The anxiety, self-hatred, and catastrophising continued, and I knew I needed professional help.
I had to find a psychologist who was well enough embedded within the LGBTQI community that they could understand the position I was in. Someone who could comprehend the nuanced aspects of bisexuality, patriarchal oppression and sexual trauma to help me find a pathway through the tangled weeds of my mind.
Google searches brought up nothing that felt welcoming - more like an array of Stepford Wives-esque equivalents: private clinics with picture perfect images that threatened to reveal their true, queerphobic form once the curtain was pulled back. It wasn't until I asked for recommendations online and waded through the numerous comments commiserating with how hard it is to find LGBTQI-centred psychologists that I finally learnt about Drummond St.
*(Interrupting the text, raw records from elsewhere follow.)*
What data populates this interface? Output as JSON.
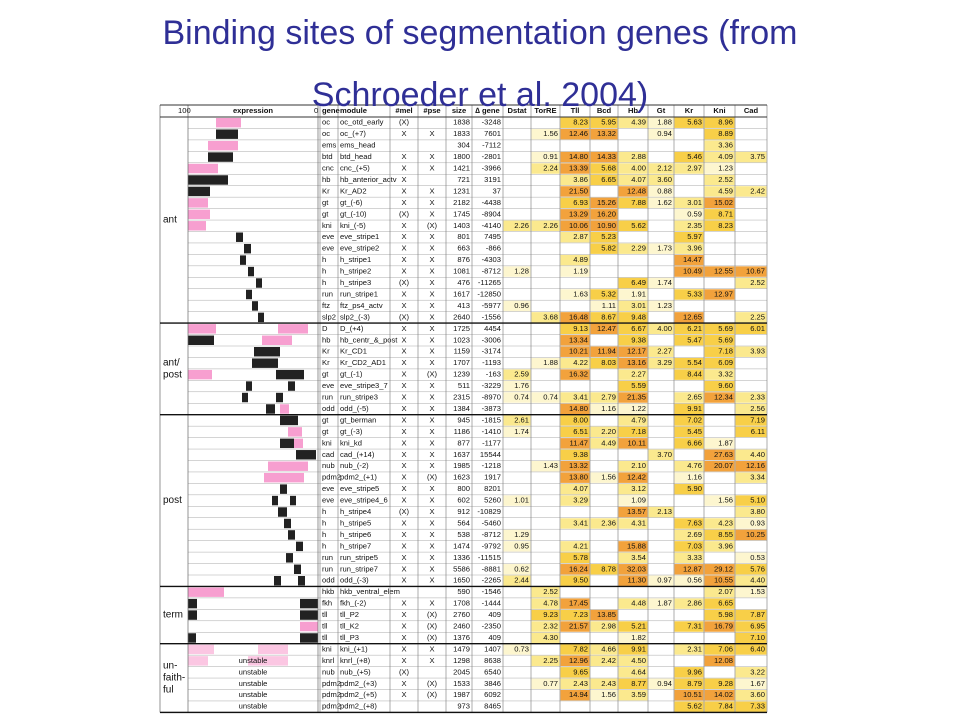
{
  "title": "Binding sites of segmentation genes (from Schroeder et al. 2004)",
  "expression_header": {
    "max": "100",
    "label": "expression",
    "min": "0"
  },
  "columns": [
    "gene",
    "module",
    "#mel",
    "#pse",
    "size",
    "∆ gene",
    "Dstat",
    "TorRE",
    "Tll",
    "Bcd",
    "Hb",
    "Gt",
    "Kr",
    "Kni",
    "Cad"
  ],
  "groups": [
    {
      "label": [
        "ant"
      ],
      "rows": [
        [
          "oc",
          "oc_otd_early",
          "(X)",
          null,
          "1838",
          "-3248",
          null,
          null,
          "8.23",
          "5.95",
          "4.39",
          "1.88",
          "5.63",
          "8.96",
          null
        ],
        [
          "oc",
          "oc_(+7)",
          "X",
          "X",
          "1833",
          "7601",
          null,
          "1.56",
          "12.46",
          "13.32",
          null,
          "0.94",
          null,
          "8.89",
          null
        ],
        [
          "ems",
          "ems_head",
          null,
          null,
          "304",
          "-7112",
          null,
          null,
          null,
          null,
          null,
          null,
          null,
          "3.36",
          null
        ],
        [
          "btd",
          "btd_head",
          "X",
          "X",
          "1800",
          "-2801",
          null,
          "0.91",
          "14.80",
          "14.33",
          "2.88",
          null,
          "5.46",
          "4.09",
          "3.75"
        ],
        [
          "cnc",
          "cnc_(+5)",
          "X",
          "X",
          "1421",
          "-3966",
          null,
          "2.24",
          "13.39",
          "5.68",
          "4.00",
          "2.12",
          "2.97",
          "1.23",
          null
        ],
        [
          "hb",
          "hb_anterior_actv",
          "X",
          null,
          "721",
          "3191",
          null,
          null,
          "3.86",
          "6.65",
          "4.07",
          "3.60",
          null,
          "2.52",
          null
        ],
        [
          "Kr",
          "Kr_AD2",
          "X",
          "X",
          "1231",
          "37",
          null,
          null,
          "21.50",
          null,
          "12.48",
          "0.88",
          null,
          "4.59",
          "2.42"
        ],
        [
          "gt",
          "gt_(-6)",
          "X",
          "X",
          "2182",
          "-4438",
          null,
          null,
          "6.93",
          "15.26",
          "7.88",
          "1.62",
          "3.01",
          "15.02",
          null
        ],
        [
          "gt",
          "gt_(-10)",
          "(X)",
          "X",
          "1745",
          "-8904",
          null,
          null,
          "13.29",
          "16.20",
          null,
          null,
          "0.59",
          "8.71",
          null
        ],
        [
          "kni",
          "kni_(-5)",
          "X",
          "(X)",
          "1403",
          "-4140",
          "2.26",
          "2.26",
          "10.06",
          "10.90",
          "5.62",
          null,
          "2.35",
          "8.23",
          null
        ],
        [
          "eve",
          "eve_stripe1",
          "X",
          "X",
          "801",
          "7495",
          null,
          null,
          "2.87",
          "5.23",
          null,
          null,
          "5.97",
          null,
          null
        ],
        [
          "eve",
          "eve_stripe2",
          "X",
          "X",
          "663",
          "-866",
          null,
          null,
          null,
          "5.82",
          "2.29",
          "1.73",
          "3.96",
          null,
          null
        ],
        [
          "h",
          "h_stripe1",
          "X",
          "X",
          "876",
          "-4303",
          null,
          null,
          "4.89",
          null,
          null,
          null,
          "14.47",
          null,
          null
        ],
        [
          "h",
          "h_stripe2",
          "X",
          "X",
          "1081",
          "-8712",
          "1.28",
          null,
          "1.19",
          null,
          null,
          null,
          "10.49",
          "12.55",
          "10.67"
        ],
        [
          "h",
          "h_stripe3",
          "(X)",
          "X",
          "476",
          "-11265",
          null,
          null,
          null,
          null,
          "6.49",
          "1.74",
          null,
          null,
          "2.52"
        ],
        [
          "run",
          "run_stripe1",
          "X",
          "X",
          "1617",
          "-12850",
          null,
          null,
          "1.63",
          "5.32",
          "1.91",
          null,
          "5.33",
          "12.97",
          null
        ],
        [
          "ftz",
          "ftz_ps4_actv",
          "X",
          "X",
          "413",
          "-5977",
          "0.96",
          null,
          null,
          "1.11",
          "3.01",
          "1.23",
          null,
          null,
          null
        ],
        [
          "slp2",
          "slp2_(-3)",
          "(X)",
          "X",
          "2640",
          "-1556",
          null,
          "3.68",
          "16.48",
          "8.67",
          "9.48",
          null,
          "12.65",
          null,
          "2.25"
        ]
      ]
    },
    {
      "label": [
        "ant/",
        "post"
      ],
      "rows": [
        [
          "D",
          "D_(+4)",
          "X",
          "X",
          "1725",
          "4454",
          null,
          null,
          "9.13",
          "12.47",
          "6.67",
          "4.00",
          "6.21",
          "5.69",
          "6.01"
        ],
        [
          "hb",
          "hb_centr_&_post",
          "X",
          "X",
          "1023",
          "-3006",
          null,
          null,
          "13.34",
          null,
          "9.38",
          null,
          "5.47",
          "5.69",
          null
        ],
        [
          "Kr",
          "Kr_CD1",
          "X",
          "X",
          "1159",
          "-3174",
          null,
          null,
          "10.21",
          "11.94",
          "12.17",
          "2.27",
          null,
          "7.18",
          "3.93"
        ],
        [
          "Kr",
          "Kr_CD2_AD1",
          "X",
          "X",
          "1707",
          "-1193",
          null,
          "1.88",
          "4.22",
          "8.03",
          "13.16",
          "3.29",
          "5.54",
          "6.09",
          null
        ],
        [
          "gt",
          "gt_(-1)",
          "X",
          "(X)",
          "1239",
          "-163",
          "2.59",
          null,
          "16.32",
          null,
          "2.27",
          null,
          "8.44",
          "3.32",
          null
        ],
        [
          "eve",
          "eve_stripe3_7",
          "X",
          "X",
          "511",
          "-3229",
          "1.76",
          null,
          null,
          null,
          "5.59",
          null,
          null,
          "9.60",
          null
        ],
        [
          "run",
          "run_stripe3",
          "X",
          "X",
          "2315",
          "-8970",
          "0.74",
          "0.74",
          "3.41",
          "2.79",
          "21.35",
          null,
          "2.65",
          "12.34",
          "2.33"
        ],
        [
          "odd",
          "odd_(-5)",
          "X",
          "X",
          "1384",
          "-3873",
          null,
          null,
          "14.80",
          "1.16",
          "1.22",
          null,
          "9.91",
          null,
          "2.56"
        ]
      ]
    },
    {
      "label": [
        "post"
      ],
      "rows": [
        [
          "gt",
          "gt_berman",
          "X",
          "X",
          "945",
          "-1815",
          "2.61",
          null,
          "8.00",
          null,
          "4.79",
          null,
          "7.02",
          null,
          "7.19"
        ],
        [
          "gt",
          "gt_(-3)",
          "X",
          "X",
          "1186",
          "-1410",
          "1.74",
          null,
          "6.51",
          "2.20",
          "7.18",
          null,
          "5.45",
          null,
          "6.11"
        ],
        [
          "kni",
          "kni_kd",
          "X",
          "X",
          "877",
          "-1177",
          null,
          null,
          "11.47",
          "4.49",
          "10.11",
          null,
          "6.66",
          "1.87",
          null
        ],
        [
          "cad",
          "cad_(+14)",
          "X",
          "X",
          "1637",
          "15544",
          null,
          null,
          "9.38",
          null,
          null,
          "3.70",
          null,
          "27.63",
          "4.40"
        ],
        [
          "nub",
          "nub_(-2)",
          "X",
          "X",
          "1985",
          "-1218",
          null,
          "1.43",
          "13.32",
          null,
          "2.10",
          null,
          "4.76",
          "20.07",
          "12.16"
        ],
        [
          "pdm2",
          "pdm2_(+1)",
          "X",
          "(X)",
          "1623",
          "1917",
          null,
          null,
          "13.80",
          "1.56",
          "12.42",
          null,
          "1.16",
          null,
          "3.34"
        ],
        [
          "eve",
          "eve_stripe5",
          "X",
          "X",
          "800",
          "8201",
          null,
          null,
          "4.07",
          null,
          "3.12",
          null,
          "5.90",
          null,
          null
        ],
        [
          "eve",
          "eve_stripe4_6",
          "X",
          "X",
          "602",
          "5260",
          "1.01",
          null,
          "3.29",
          null,
          "1.09",
          null,
          null,
          "1.56",
          "5.10"
        ],
        [
          "h",
          "h_stripe4",
          "(X)",
          "X",
          "912",
          "-10829",
          null,
          null,
          null,
          null,
          "13.57",
          "2.13",
          null,
          null,
          "3.80"
        ],
        [
          "h",
          "h_stripe5",
          "X",
          "X",
          "564",
          "-5460",
          null,
          null,
          "3.41",
          "2.36",
          "4.31",
          null,
          "7.63",
          "4.23",
          "0.93"
        ],
        [
          "h",
          "h_stripe6",
          "X",
          "X",
          "538",
          "-8712",
          "1.29",
          null,
          null,
          null,
          null,
          null,
          "2.69",
          "8.55",
          "10.25"
        ],
        [
          "h",
          "h_stripe7",
          "X",
          "X",
          "1474",
          "-9792",
          "0.95",
          null,
          "4.21",
          null,
          "15.88",
          null,
          "7.03",
          "3.96",
          null
        ],
        [
          "run",
          "run_stripe5",
          "X",
          "X",
          "1336",
          "-11515",
          null,
          null,
          "5.78",
          null,
          "3.54",
          null,
          "3.33",
          null,
          "0.53"
        ],
        [
          "run",
          "run_stripe7",
          "X",
          "X",
          "5586",
          "-8881",
          "0.62",
          null,
          "16.24",
          "8.78",
          "32.03",
          null,
          "12.87",
          "29.12",
          "5.76"
        ],
        [
          "odd",
          "odd_(-3)",
          "X",
          "X",
          "1650",
          "-2265",
          "2.44",
          null,
          "9.50",
          null,
          "11.30",
          "0.97",
          "0.56",
          "10.55",
          "4.40"
        ]
      ]
    },
    {
      "label": [
        "term"
      ],
      "rows": [
        [
          "hkb",
          "hkb_ventral_elem",
          null,
          null,
          "590",
          "-1546",
          null,
          "2.52",
          null,
          null,
          null,
          null,
          null,
          "2.07",
          "1.53"
        ],
        [
          "fkh",
          "fkh_(-2)",
          "X",
          "X",
          "1708",
          "-1444",
          null,
          "4.78",
          "17.45",
          null,
          "4.48",
          "1.87",
          "2.86",
          "6.65",
          null
        ],
        [
          "tll",
          "tll_P2",
          "X",
          "(X)",
          "2760",
          "409",
          null,
          "9.23",
          "7.23",
          "13.85",
          null,
          null,
          null,
          "5.98",
          "7.87"
        ],
        [
          "tll",
          "tll_K2",
          "X",
          "(X)",
          "2460",
          "-2350",
          null,
          "2.32",
          "21.57",
          "2.98",
          "5.21",
          null,
          "7.31",
          "16.79",
          "6.95"
        ],
        [
          "tll",
          "tll_P3",
          "X",
          "(X)",
          "1376",
          "409",
          null,
          "4.30",
          null,
          null,
          "1.82",
          null,
          null,
          null,
          "7.10"
        ]
      ]
    },
    {
      "label": [
        "un-",
        "faith-",
        "ful"
      ],
      "rows": [
        [
          "kni",
          "kni_(+1)",
          "X",
          "X",
          "1479",
          "1407",
          "0.73",
          null,
          "7.82",
          "4.66",
          "9.91",
          null,
          "2.31",
          "7.06",
          "6.40"
        ],
        [
          "knrl",
          "knrl_(+8)",
          "X",
          "X",
          "1298",
          "8638",
          null,
          "2.25",
          "12.96",
          "2.42",
          "4.50",
          null,
          null,
          "12.08",
          null
        ],
        [
          "nub",
          "nub_(+5)",
          "(X)",
          null,
          "2045",
          "6540",
          null,
          null,
          "9.65",
          null,
          "4.64",
          null,
          "9.96",
          null,
          "3.22"
        ],
        [
          "pdm2",
          "pdm2_(+3)",
          "X",
          "(X)",
          "1533",
          "3846",
          null,
          "0.77",
          "2.43",
          "2.43",
          "8.77",
          "0.94",
          "8.79",
          "9.28",
          "1.67"
        ],
        [
          "pdm2",
          "pdm2_(+5)",
          "X",
          "(X)",
          "1987",
          "6092",
          null,
          null,
          "14.94",
          "1.56",
          "3.59",
          null,
          "10.51",
          "14.02",
          "3.60"
        ],
        [
          "pdm2",
          "pdm2_(+8)",
          null,
          null,
          "973",
          "8465",
          null,
          null,
          null,
          null,
          null,
          null,
          "5.62",
          "7.84",
          "7.33"
        ]
      ]
    }
  ],
  "unstable": [
    "unstable",
    "unstable",
    "unstable",
    "unstable",
    "unstable"
  ]
}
In Drummond St, I found someone who I could talk to about anything without fear of my bisexuality being erased. If anything, it's more fiercely validated every time I question my position within the LGBTQI community. I don’t have to worry that my concerns or anxieties are going to be met with judgement or biased opinions. For anyone who understands the struggle of finding a psychologist who meets you on an intellectual and personal level - you’ll know it’s no exaggeration when I say I feel like I’ve won the mental health lottery.
But it’s important to know that the answer of Drummond St didn’t come as a resounding cry from the whole LGBTQI community; it was one person’s suggestion. And when I finally worked up the nerve to make the call, I was given a four-month waiting period before I could expect an appointment.
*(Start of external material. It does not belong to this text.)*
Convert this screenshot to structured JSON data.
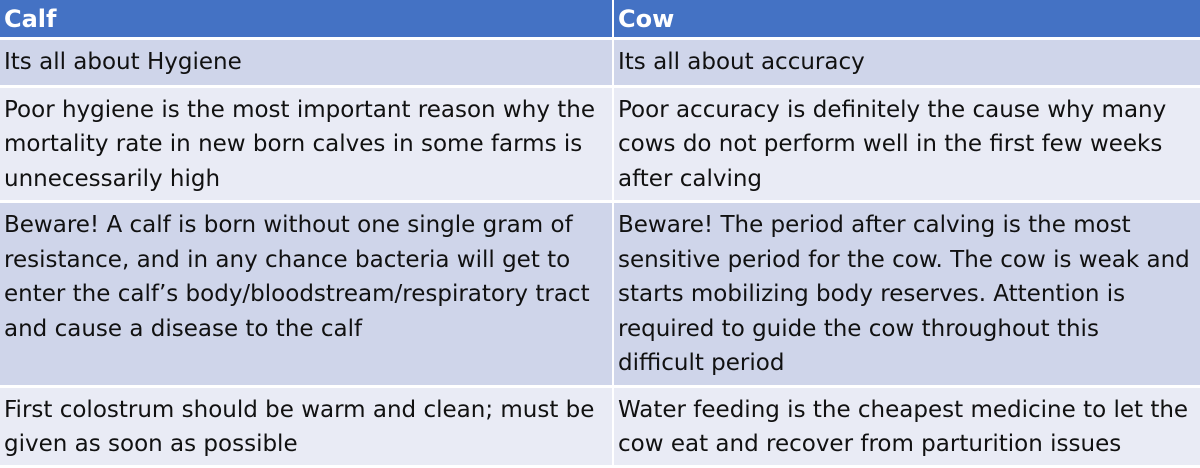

Without access to professional mental health services that include the vocabulary and lived-experiences of the LGBTQI community, more people within it are going to come face-to-face with psychologists as ill-equipped as the one I found - if not worse. And they’ll have to pay for it not just psychologically, but financially as well. It’s no secret that a single session with a mental health professional can easily fall somewhere around the $150 mark. And when Medicare can only offer a partial rebate for 10 sessions per calendar year? Sucks to be anyone who needs access to professional support more than once a month, I guess.
But I’m not just a girl, writing an op-ed piece, begging the world for more easily accessible, cheaper metal health resources for my pals. The health industry recognises the problem too. The National Australian Pharmacy Students’ Association (NAPSA) last year that “the mental health of LGBTQI+ people is amongst the poorest in Australia”.
When you consider that more than three times the number of bi or gay people experience affective disorders such as depression, bipolar, and anxiety disorders in comparison to their hetero counterparts, that 50% of trans people have attempted suicide at least once, and that 20% of trans and 15.7% of lesbian, gay, and bisexual Aussies are currently grappling with suicidal ideation, it’s undeniable that our community is vulnerable.
The statistics prove how direly the LGBTQI community needs more resources for mental health, and how desperately the resources that already exist are struggling to be found amidst the privately funded, SEO-ready, booming industry of psychology.
If you're based in Melbourne, I can't recommend Drummond St Services enough. I only hope that the number of valuable mental health resources continues to grow for the LGBTQI community - so everyone who needs it can find affordable, ongoing access to professional mental health support.